Configure HPA to autoscale workloads using ASM metrics - Alibaba Cloud Service Mesh

Service Mesh (ASM) collects telemetry data from Container Service for Kubernetes (ACK) clusters without modifying application code. Based on four dimensions -- latency, traffic, errors, and saturation -- ASM produces Istio Standard Metrics for every managed service.

How it works

Feeding these metrics into a Kubernetes Horizontal Pod Autoscaler (HPA) lets you scale workloads based on real traffic patterns rather than CPU or memory usage alone. This guide walks through connecting ASM metrics to Prometheus, deploying a custom metrics adapter, and configuring an HPA that scales pods when requests per second exceed a threshold.

Kubernetes supports two autoscaling mechanisms:

Cluster Autoscaler (CA) -- adjusts the number of nodes in a cluster.
Horizontal Pod Autoscaler (HPA) -- adjusts the number of pod replicas for a workload.

By default, HPAs query core metrics such as CPU utilization and memory usage through the resource metrics API. To scale on application-specific metrics, you need the custom metrics API. The Kubernetes aggregation layer allows third-party adapters to register as API extensions, bridging external metric sources (like Prometheus) into the HPA control loop.

The following diagram illustrates the data flow:

Architecture diagram showing the relationship between ASM, Prometheus, the custom metrics adapter, and HPA

The data flows through four stages:

ASM sidecar proxies emit Istio standard metrics (for example, istio_requests_total).
Prometheus scrapes and stores these metrics.
The kube-metrics-adapter queries Prometheus and exposes the results through the Kubernetes external metrics API.
The HPA periodically reads these external metrics and adjusts the replica count.

Prerequisites

Before you begin, make sure you have:

An ACK managed cluster -- see Create an ACK managed cluster
An ASM instance -- see Create an ASM instance
A Prometheus instance and a Grafana instance deployed in the ACK cluster -- see Use open source Prometheus to monitor an ACK cluster
Prometheus monitoring enabled for the ASM instance -- see Monitor ASM instances by using a self-managed Prometheus instance

Step 1: Enable Prometheus monitoring for ASM

Configure ASM to export metrics to Prometheus.
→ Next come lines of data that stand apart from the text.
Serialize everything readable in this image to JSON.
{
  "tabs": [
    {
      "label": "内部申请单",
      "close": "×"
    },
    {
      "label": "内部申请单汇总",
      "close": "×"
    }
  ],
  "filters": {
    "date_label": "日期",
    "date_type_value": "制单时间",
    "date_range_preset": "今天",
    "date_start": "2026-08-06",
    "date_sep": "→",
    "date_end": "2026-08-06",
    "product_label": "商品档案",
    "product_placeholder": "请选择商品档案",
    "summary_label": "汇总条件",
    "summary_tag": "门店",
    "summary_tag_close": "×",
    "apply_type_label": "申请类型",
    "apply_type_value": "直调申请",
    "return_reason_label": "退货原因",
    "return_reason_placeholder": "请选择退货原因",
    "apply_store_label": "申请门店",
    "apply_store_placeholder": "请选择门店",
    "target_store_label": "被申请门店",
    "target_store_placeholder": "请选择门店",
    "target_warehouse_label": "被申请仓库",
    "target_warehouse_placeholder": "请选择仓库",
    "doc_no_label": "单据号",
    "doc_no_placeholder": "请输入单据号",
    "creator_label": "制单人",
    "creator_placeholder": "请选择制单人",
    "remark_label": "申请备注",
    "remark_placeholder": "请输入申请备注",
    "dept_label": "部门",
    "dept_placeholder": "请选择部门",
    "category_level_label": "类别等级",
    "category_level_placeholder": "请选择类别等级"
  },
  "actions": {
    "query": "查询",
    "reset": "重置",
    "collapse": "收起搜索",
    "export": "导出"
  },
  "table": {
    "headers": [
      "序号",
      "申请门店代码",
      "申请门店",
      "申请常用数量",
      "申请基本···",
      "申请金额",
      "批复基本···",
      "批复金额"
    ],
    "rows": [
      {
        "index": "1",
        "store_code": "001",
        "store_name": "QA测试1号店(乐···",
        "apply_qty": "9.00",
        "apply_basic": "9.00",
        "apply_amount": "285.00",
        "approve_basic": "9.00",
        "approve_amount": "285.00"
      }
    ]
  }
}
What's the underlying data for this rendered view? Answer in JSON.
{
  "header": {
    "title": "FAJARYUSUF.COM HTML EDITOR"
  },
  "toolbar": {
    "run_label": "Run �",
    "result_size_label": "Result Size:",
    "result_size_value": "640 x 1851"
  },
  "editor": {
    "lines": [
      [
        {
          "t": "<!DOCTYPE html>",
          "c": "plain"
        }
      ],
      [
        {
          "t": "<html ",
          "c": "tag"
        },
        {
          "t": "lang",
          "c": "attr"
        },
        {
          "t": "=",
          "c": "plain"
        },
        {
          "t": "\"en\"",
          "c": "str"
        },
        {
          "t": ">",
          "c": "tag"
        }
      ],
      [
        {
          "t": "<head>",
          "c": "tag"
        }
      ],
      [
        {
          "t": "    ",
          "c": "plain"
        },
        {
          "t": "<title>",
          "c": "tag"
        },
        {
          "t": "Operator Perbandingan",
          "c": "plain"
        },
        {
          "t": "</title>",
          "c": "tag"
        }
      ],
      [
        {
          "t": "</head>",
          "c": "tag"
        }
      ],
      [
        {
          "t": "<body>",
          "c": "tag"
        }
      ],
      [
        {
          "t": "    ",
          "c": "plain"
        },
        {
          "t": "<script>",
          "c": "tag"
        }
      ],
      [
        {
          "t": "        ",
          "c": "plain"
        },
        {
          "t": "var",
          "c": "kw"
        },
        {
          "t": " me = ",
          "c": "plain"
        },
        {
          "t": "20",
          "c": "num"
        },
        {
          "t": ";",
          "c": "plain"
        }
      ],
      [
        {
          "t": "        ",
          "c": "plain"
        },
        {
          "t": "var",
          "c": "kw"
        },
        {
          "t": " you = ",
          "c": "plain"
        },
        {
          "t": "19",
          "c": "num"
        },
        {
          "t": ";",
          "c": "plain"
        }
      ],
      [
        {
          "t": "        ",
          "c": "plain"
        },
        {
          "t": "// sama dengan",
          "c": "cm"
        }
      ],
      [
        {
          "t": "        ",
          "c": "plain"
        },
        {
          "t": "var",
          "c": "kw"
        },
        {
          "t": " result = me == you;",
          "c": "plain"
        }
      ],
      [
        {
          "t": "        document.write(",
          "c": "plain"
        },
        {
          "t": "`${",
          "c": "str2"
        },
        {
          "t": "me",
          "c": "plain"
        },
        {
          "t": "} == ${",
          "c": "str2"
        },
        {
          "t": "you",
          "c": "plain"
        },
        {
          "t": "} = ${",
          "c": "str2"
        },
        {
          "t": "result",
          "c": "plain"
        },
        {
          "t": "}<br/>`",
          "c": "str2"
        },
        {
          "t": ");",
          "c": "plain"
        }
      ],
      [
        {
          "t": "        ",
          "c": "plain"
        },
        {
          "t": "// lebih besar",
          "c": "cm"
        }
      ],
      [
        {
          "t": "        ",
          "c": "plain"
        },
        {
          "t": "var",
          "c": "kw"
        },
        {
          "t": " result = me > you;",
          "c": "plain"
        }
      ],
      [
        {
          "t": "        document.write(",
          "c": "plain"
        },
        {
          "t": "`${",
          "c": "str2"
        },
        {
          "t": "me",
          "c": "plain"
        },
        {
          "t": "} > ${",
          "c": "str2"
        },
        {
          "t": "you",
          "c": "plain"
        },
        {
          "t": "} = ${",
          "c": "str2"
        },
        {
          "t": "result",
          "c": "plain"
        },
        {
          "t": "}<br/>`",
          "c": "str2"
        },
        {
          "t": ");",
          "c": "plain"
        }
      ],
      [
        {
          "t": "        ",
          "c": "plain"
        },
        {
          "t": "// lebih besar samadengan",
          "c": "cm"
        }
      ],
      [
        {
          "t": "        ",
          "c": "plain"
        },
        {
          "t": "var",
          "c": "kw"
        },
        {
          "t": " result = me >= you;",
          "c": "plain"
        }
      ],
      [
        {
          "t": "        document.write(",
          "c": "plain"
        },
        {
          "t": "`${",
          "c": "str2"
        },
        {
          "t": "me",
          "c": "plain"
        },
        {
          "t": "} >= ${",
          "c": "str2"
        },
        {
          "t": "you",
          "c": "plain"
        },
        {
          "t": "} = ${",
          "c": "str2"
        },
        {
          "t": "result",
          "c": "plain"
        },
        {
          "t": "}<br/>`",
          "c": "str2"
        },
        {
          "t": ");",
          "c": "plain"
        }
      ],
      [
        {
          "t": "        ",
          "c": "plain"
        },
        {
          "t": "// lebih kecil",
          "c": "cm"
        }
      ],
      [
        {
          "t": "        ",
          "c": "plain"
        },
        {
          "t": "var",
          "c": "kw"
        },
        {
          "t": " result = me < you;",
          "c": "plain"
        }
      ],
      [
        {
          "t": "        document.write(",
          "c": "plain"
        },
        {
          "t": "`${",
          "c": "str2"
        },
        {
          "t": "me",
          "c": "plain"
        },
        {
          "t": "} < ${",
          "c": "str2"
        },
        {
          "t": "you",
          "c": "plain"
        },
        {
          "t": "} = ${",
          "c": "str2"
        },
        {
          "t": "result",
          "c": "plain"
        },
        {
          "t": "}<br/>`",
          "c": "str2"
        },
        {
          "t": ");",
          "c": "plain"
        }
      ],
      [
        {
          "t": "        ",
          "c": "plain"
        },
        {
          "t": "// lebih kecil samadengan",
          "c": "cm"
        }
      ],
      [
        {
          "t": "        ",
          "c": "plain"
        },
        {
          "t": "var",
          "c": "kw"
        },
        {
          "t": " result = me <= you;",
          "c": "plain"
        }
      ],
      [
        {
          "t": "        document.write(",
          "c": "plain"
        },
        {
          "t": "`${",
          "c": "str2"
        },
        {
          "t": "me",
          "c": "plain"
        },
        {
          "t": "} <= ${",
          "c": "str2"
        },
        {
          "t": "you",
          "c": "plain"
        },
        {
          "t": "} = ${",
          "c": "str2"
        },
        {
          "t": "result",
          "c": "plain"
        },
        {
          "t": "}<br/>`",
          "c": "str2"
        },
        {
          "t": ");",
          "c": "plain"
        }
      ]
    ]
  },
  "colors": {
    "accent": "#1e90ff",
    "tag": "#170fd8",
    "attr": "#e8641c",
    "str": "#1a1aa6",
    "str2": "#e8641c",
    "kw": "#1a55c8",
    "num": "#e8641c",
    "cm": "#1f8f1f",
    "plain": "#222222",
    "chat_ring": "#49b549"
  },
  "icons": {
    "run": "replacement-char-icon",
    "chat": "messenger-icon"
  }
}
For instructions, see Collect metrics to Managed Service for Prometheus.

Step 2: Deploy the custom metrics adapter

The kube-metrics-adapter bridges Prometheus metrics into the Kubernetes external metrics API, making them available to HPAs.

Install the adapter using Helm 3. See the kube-metrics-adapter chart on GitHub for chart details. The prometheus.url parameter points to the Prometheus instance that scrapes ASM metrics.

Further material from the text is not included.